Unable to load the 'nvidia-drm' kernel module on Ubuntu 16.04

I got the error “Unable to load the ‘nvidia-drm’ kernel module” when I install driver from ‘NVIDIA-Linux-x86_64-387.34.run’. (I have tried the version 375 and 384, but got the same error)
My machine is ThinkPad S5 (with GTK 1050Ti) Ubuntu 16.04, I have disabled the secure boot in the BIOS.
nvidia-bug-report.log.gz (56.7 KB)
nvidia-installer.log (1.91 KB)

When I execute NVIDIA-Linux-x86_64-387.34.run with --no-drm, the installation is completed, but nvidia-smi report message:
NVIDIA-SMI has failed because it couldn’t communicate with the NVIDIA driver. Make sure that the latest NVIDIA driver is installed and running.

lspci | grep ‘VGA|3D’
00:02.0 VGA compatible controller: Intel Corporation Device 591b (rev 04)
02:00.0 3D controller: NVIDIA Corporation Device 1c8c (rev a1)

The driver is complaining about resource conflicts, upgrade your bios, it’s quite outdated.

I have updated the BIOS to the latest version, but it can’t solve my problem.
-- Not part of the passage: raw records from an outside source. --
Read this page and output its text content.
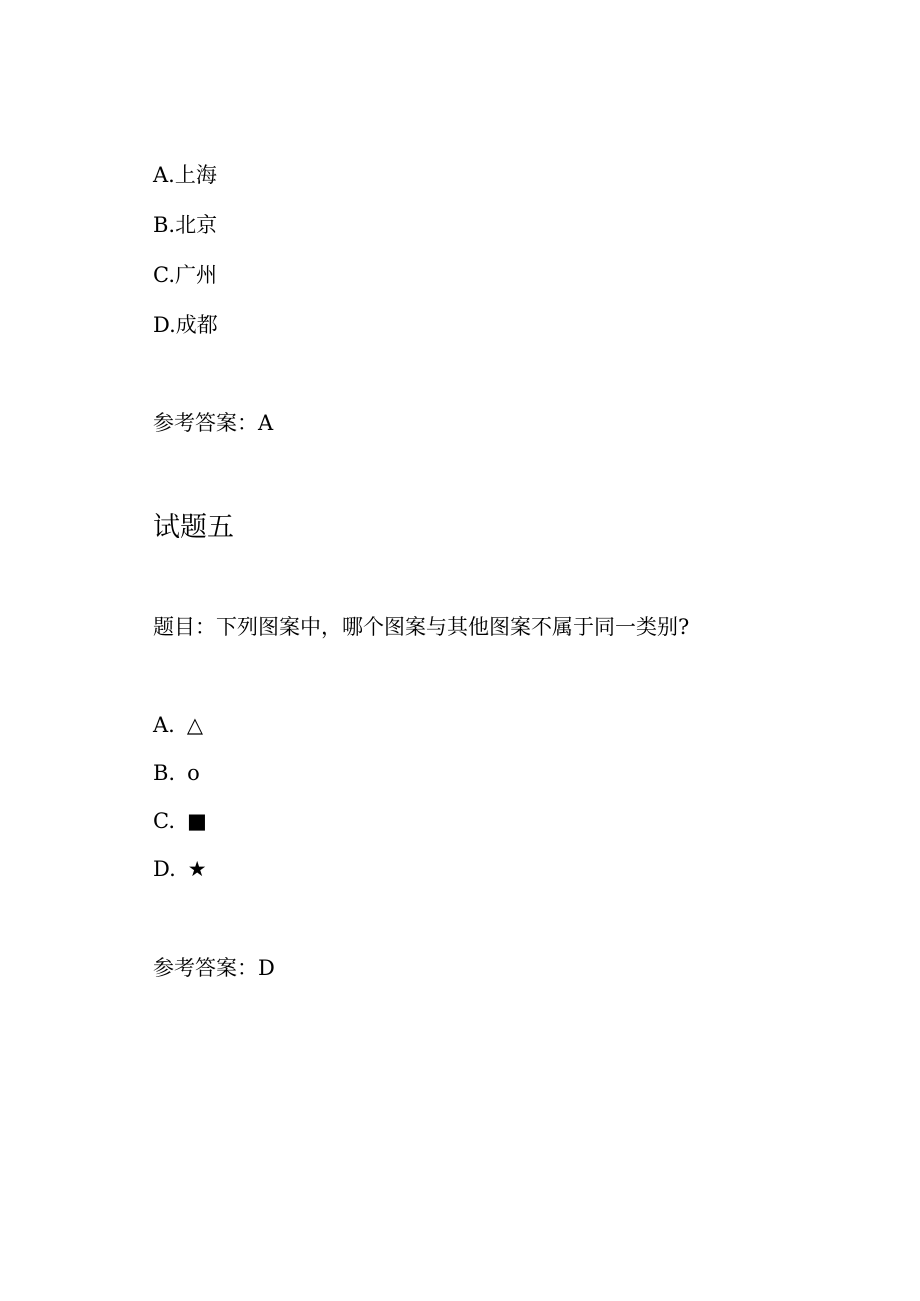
A.上海
B.北京
C.广州
D.成都
参考答案：A
试题五
题目：下列图案中，哪个图案与其他图案不属于同一类别?
A. △
B. o
C. ■
D. ★
参考答案：D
-> Driver file installation is complete.
-> Installing DKMS kernel module:
-> done.
ERROR: Unable to load the ‘nvidia-drm’ kernel module.
nvidia-bug-report.log.gz (92.4 KB)

Ok, resource conflicts still there, then you will have to upgrade your kernel to 4.13/4.14. If this is a fresh install, maybe try with ubuntu 17.10 first.

Thanks

I install ubuntu 17.10 as you suggest,there are some changes in ‘lspci’
lspci | grep “VGA|3D”
00:02.0 VGA compatible controller: Intel Corporation Device 591b (rev 04)
02:00.0 3D controller: NVIDIA Corporation GP107M [GeForce GTX 1050 Ti Mobile] (rev ff)

But the problem remains:
-> Driver file installation is complete.
-> Installing DKMS kernel module:
-> done.
ERROR: Unable to load the ‘nvidia-drm’ kernel module.
ERROR: Installation has failed. Please see the file ‘/var/log/nvidia-installer.log’ for details. You may find suggestions on fixing installation problems in the README available on the Linux driver download page at www.nvidia.com.

What can id do next? Is this a bug of kernel or driver. This device is running properly under windows 10 (Nvidia driver version: 382.05)
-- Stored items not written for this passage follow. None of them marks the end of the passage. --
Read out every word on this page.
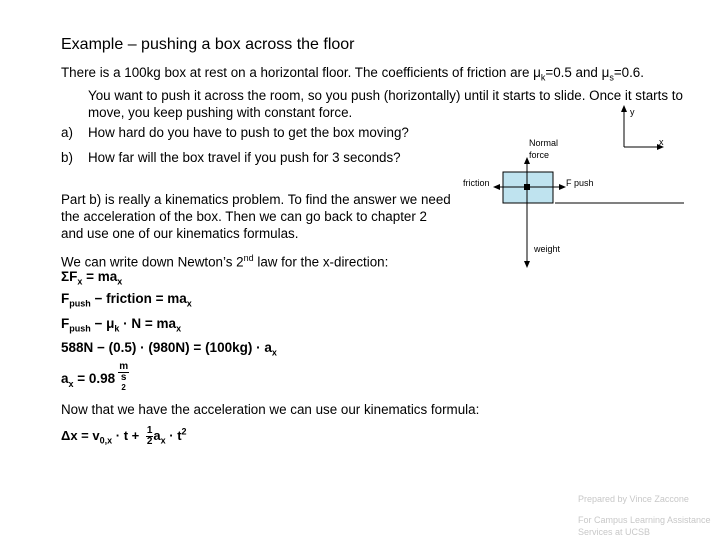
Example – pushing a box across the floor
There is a 100kg box at rest on a horizontal floor. The coefficients of friction are $\mu_k=0.5$ and $\mu_s=0.6$.
You want to push it across the room, so you push (horizontally) until it starts to slide. Once it starts to move, you keep pushing with constant force.
a) How hard do you have to push to get the box moving?
b) How far will the box travel if you push for 3 seconds?
Part b) is really a kinematics problem. To find the answer we need the acceleration of the box. Then we can go back to chapter 2 and use one of our kinematics formulas.
We can write down Newton’s 2nd law for the x-direction:
$\Sigma F_x = ma_x$
$F_{push}$ − friction = $ma_x$
$F_{push} - \mu_k \cdot N = ma_x$
$588N - (0.5) \cdot (980N) = (100kg) \cdot a_x$
$a_x = 0.98$ m
s
$^2$
Now that we have the acceleration we can use our kinematics formula:
$\Delta x = v_{0,x} \cdot t + \frac{1}{2} a_x \cdot t^2$
y
x
Normal
force
friction	F push
weight
Prepared by Vince Zaccone
For Campus Learning Assistance Services at UCSB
nvidia-bug-report.log.gz (46.5 KB)
nvidia-installer.log (1.63 KB)

Ok. The kernel 4.13 gets along better with your hardware, but the resource conflict is still there.

[    0.597420] pci 0000:02:00.0: BAR 6: no space for [mem size 0x00080000 pref]
[    0.597423] pci 0000:02:00.0: BAR 6: failed to assign [mem size 0x00080000 pref]
...
[  183.714840] NVRM: This is a 64-bit BAR mapped above 4GB by the system
               NVRM: BIOS or the Linux kernel, but the PCI bridge
               NVRM: immediately upstream of this GPU does not define
               NVRM: a matching prefetchable memory window.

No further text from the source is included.